Gaining a strategic advantage in Canada remains a key challenge for operators. We spoke to Andrew Garven, Head of Affiliate Marketing at BET99, who laid out why authenticity remains a critical asset for affiliates when it comes to player engagement.
iGaming Expert: Can you tell us about how much you believe that affiliate marketing has evolved in the Canadian market as it has matured?
Andrew Garven: If you’re still playing the old SEO volume game in Canada, you’re already behind. The model has shifted from CPA and rankings to trust, quality, and accountability. Regulation didn’t reduce the opportunity, it refined it. The winners now are affiliates who build real relationships with users, not just traffic funnels.
How crucial is the role of affiliates in ensuring that players are aware of the regulated market and don’t inadvertently end up on the unregulated market?
Having worked on both sides of the affiliate–operator relationship, I’d argue that affiliates are more important than most regulators or operators publicly admit.
They’re the key gatekeepers at the top of the funnel, shaping discovery and trust. Done right, they guide players toward the regulated market; done poorly, they can just as easily funnel them to unlicensed options.
In markets like Canada, where both ecosystems coexist, their role in educating users and reinforcing trust is critical, but only if they operate with quality and compliance at the core.
Why do you believe authenticity is a crucial tool for affiliates in terms of engaging more players and acting as a strong avenue for growth of the regulated markets?
Authenticity is critical because affiliates sit at the point of discovery and trust. In regulated markets, users are more informed and have higher expectations; they can quickly detect generic or transactional content. Authentic affiliates stand out by offering real opinions, transparent comparisons, and evidence-based recommendations, which build long-term credibility.
This is especially important in toplists: if weaker or unknown brands are ranked above established, industry-leading operators, it undermines trust in the channel. Once credibility is lost, users won’t return. In regulated markets, authenticity isn’t just a differentiator; it directly impacts retention, engagement, and the sustainability of the affiliate ecosystem.
How big a platform will the World Cup be when it comes to ensuring the affiliates can engage the market and gain market share?
Soccer is already the dominant sport globally for betting engagement, so what changes during the 2026 World Cup is not demand creation, but attention concentration. You get casuals re-entering, lapsed bettors returning, and experienced users becoming significantly more active… and all at once.
For Canada specifically, and this is where it gets interesting, the fact that it’s co-hosted by Canada elevates the event beyond a global tournament into a domestic cultural moment. That matters. It pulls betting content into mainstream conversation in a way we haven’t really seen before in this market, outside of maybe Canada vs USA Hockey at the 4 Nations and Olympics.

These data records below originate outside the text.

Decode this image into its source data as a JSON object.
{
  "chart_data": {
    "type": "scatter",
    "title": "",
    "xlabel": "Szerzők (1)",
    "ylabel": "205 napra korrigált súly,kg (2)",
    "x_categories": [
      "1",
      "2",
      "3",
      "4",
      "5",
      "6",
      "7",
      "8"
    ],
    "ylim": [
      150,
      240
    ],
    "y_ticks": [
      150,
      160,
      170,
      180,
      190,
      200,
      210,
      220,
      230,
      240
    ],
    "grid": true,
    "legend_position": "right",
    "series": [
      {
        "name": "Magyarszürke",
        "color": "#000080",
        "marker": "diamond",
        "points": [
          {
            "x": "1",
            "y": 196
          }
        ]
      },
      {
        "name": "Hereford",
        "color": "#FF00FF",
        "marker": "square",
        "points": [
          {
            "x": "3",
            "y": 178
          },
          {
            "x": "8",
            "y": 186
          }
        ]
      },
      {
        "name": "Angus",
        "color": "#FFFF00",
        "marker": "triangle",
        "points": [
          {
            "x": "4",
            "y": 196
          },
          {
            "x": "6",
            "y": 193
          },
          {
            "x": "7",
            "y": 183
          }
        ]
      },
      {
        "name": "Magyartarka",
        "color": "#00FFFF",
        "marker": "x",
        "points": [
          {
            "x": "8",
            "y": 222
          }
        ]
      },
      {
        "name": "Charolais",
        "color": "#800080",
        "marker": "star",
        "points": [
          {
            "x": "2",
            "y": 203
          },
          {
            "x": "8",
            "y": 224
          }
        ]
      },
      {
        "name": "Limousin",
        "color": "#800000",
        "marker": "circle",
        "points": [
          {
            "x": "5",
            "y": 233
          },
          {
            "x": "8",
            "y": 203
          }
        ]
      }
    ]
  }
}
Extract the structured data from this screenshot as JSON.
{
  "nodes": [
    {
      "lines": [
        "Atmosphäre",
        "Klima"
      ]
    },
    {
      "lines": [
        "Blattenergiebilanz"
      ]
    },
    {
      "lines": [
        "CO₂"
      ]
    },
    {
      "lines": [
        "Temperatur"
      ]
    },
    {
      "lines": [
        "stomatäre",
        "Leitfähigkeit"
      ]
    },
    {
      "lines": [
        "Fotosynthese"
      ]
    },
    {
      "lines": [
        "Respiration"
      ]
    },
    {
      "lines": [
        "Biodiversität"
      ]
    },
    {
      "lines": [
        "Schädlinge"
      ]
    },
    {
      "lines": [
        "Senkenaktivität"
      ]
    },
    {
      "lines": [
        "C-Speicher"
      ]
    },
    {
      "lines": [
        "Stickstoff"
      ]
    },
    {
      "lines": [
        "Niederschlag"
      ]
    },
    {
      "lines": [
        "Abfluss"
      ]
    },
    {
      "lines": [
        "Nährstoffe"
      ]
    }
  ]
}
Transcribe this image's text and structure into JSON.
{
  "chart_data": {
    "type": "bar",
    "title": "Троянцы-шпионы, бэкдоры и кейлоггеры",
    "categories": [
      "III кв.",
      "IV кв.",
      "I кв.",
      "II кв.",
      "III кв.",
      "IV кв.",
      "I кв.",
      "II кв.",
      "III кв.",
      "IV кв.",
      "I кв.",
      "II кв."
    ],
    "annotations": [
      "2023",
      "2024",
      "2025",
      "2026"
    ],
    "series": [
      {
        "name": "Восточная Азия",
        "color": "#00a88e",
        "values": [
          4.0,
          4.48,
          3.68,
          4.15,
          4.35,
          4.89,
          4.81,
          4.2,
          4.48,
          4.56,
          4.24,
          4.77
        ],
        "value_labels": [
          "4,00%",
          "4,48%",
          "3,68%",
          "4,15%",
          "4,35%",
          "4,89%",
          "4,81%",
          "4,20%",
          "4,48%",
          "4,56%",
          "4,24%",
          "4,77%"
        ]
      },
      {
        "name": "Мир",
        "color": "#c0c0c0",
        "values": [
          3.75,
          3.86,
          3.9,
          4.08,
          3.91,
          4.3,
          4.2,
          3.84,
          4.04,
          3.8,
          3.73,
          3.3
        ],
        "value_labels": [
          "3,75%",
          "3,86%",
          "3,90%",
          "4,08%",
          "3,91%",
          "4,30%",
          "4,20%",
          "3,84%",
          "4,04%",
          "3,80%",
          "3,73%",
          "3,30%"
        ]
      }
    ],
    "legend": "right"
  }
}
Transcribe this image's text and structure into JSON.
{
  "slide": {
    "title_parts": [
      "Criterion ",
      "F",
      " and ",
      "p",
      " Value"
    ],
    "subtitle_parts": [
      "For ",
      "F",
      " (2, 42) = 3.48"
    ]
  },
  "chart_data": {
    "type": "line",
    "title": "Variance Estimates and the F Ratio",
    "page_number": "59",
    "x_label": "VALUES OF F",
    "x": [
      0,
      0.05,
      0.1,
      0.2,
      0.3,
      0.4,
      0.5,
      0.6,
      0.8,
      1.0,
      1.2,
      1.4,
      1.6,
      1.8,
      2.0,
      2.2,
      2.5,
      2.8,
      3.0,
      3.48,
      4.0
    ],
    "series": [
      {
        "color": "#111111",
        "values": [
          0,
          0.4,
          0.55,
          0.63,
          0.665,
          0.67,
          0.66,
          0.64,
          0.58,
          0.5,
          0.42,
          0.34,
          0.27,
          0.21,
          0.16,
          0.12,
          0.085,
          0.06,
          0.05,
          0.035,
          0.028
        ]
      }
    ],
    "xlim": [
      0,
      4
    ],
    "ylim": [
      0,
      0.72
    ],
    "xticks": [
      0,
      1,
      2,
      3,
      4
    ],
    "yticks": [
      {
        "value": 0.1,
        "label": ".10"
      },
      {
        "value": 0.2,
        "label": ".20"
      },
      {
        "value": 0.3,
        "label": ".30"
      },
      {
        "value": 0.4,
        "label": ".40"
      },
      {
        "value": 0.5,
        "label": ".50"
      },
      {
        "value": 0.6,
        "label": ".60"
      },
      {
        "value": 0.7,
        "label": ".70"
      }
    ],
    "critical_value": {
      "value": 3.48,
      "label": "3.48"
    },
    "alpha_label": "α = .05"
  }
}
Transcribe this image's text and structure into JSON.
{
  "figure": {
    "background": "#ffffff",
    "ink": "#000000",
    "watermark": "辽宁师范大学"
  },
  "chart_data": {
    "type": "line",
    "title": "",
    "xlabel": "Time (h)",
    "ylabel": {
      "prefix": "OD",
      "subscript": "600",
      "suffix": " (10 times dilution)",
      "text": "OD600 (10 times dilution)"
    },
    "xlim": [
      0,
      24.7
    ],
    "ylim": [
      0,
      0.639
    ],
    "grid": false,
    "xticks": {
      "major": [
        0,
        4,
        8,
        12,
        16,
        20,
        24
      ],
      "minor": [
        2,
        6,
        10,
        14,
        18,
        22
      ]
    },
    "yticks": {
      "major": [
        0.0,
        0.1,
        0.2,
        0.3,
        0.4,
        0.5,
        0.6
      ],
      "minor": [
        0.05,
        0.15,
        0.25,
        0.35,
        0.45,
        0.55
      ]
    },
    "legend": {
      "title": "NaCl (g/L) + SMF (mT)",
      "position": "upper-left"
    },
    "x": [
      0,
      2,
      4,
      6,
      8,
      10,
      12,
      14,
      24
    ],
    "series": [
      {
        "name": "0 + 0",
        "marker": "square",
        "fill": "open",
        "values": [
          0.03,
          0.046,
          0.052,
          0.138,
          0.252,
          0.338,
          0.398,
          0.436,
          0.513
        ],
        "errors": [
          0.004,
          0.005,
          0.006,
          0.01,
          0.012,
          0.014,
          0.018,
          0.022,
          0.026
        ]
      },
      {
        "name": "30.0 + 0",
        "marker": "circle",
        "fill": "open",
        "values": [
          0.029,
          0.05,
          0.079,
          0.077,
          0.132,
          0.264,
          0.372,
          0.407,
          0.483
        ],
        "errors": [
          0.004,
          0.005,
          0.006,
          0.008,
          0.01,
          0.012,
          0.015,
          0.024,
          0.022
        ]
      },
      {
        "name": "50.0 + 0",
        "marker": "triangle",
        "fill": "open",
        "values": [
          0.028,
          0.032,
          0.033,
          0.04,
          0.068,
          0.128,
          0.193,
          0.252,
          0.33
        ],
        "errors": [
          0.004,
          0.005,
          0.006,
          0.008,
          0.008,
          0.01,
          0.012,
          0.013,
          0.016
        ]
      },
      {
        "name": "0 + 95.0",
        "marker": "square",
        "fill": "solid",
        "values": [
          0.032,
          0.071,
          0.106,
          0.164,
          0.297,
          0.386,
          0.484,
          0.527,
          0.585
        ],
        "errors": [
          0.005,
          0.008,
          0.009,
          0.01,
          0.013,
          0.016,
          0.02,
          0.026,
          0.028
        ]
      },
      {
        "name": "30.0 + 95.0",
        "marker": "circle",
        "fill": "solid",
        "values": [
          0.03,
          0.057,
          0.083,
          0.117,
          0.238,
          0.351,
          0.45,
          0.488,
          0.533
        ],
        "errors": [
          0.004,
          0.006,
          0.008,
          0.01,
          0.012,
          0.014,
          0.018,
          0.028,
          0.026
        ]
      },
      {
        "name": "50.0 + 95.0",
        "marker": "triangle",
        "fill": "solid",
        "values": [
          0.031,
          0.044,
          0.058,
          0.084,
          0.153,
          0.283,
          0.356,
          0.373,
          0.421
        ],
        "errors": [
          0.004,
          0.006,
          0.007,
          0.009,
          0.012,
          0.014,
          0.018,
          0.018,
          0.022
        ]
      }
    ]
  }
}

So for Canadian affiliates, it’s a uniquely favourable environment to gain share quickly but I’d stress the same point that it’s a spike, not a structural shift. The winners will be the ones who convert that temporary surge in attention into long-term user value before everything normalises again.
What types of iGaming affiliates do you believe have been the most successful in engaging with the Canadian market?
I’d say the affiliates that have really won in Canada are the ones who’ve evolved into multi-channel, personality-led media brands.
The strongest brands have real people behind them: creators, analysts, voices that audiences actually trust and come back to.
SEO and comparison still matter as they drive discovery but that’s just the starting point now. The reality is, the user journey isn’t linear anymore. I might land on a site first, but then go check their social, watch a clip, read comments, get a feel for who’s behind the brand. That’s what builds trust and ultimately drives conversion.
So it’s not about one channel anymore. The winners are the ones who combine channels and build relationships because in this market, attention is fragmented, but trust is personal.
In a newly regulated market, like Alberta, should affiliates that have previously worked with the grey market be embraced by the new regulated market?
Yes, if they meet regulatory and compliance standards. In Alberta, grey-market affiliates will bring established audiences, local insight, and proven acquisition channels. That’s valuable in a newly regulated environment. However we’ll need to see a clear shift toward transparency, responsible gambling, and compliant practices. Those who adapt quickly can become strong, trusted partners in the regulated ecosystem. Those who don’t create risk for operators and the market shouldn’t be embraced.
As Alberta opens up, what role do affiliates play in gaining new operators their market share?
As Alberta opens, affiliates will be critical to market share and the playbook should mirror Ontario but unlike early Ontario, category awareness is already high, driven by big-budget marketing programs from Tier 1 operators across Ontario and the U.S. That makes the affiliate role more competitive, not less. SEO alone won’t cut it. The winners will be those who build trusted brands across content, social, and community helping users decide where to play, not just where to click.
Garven will be speaking at the SBC Summit Canada, which will take place from 19–21 May at the Metro Toronto Convention Centre, bringing together operators, suppliers, regulators and affiliates at a pivotal moment for the Canadian gaming industry, as Alberta moves towards launching a regulated market expected to follow Ontario’s model.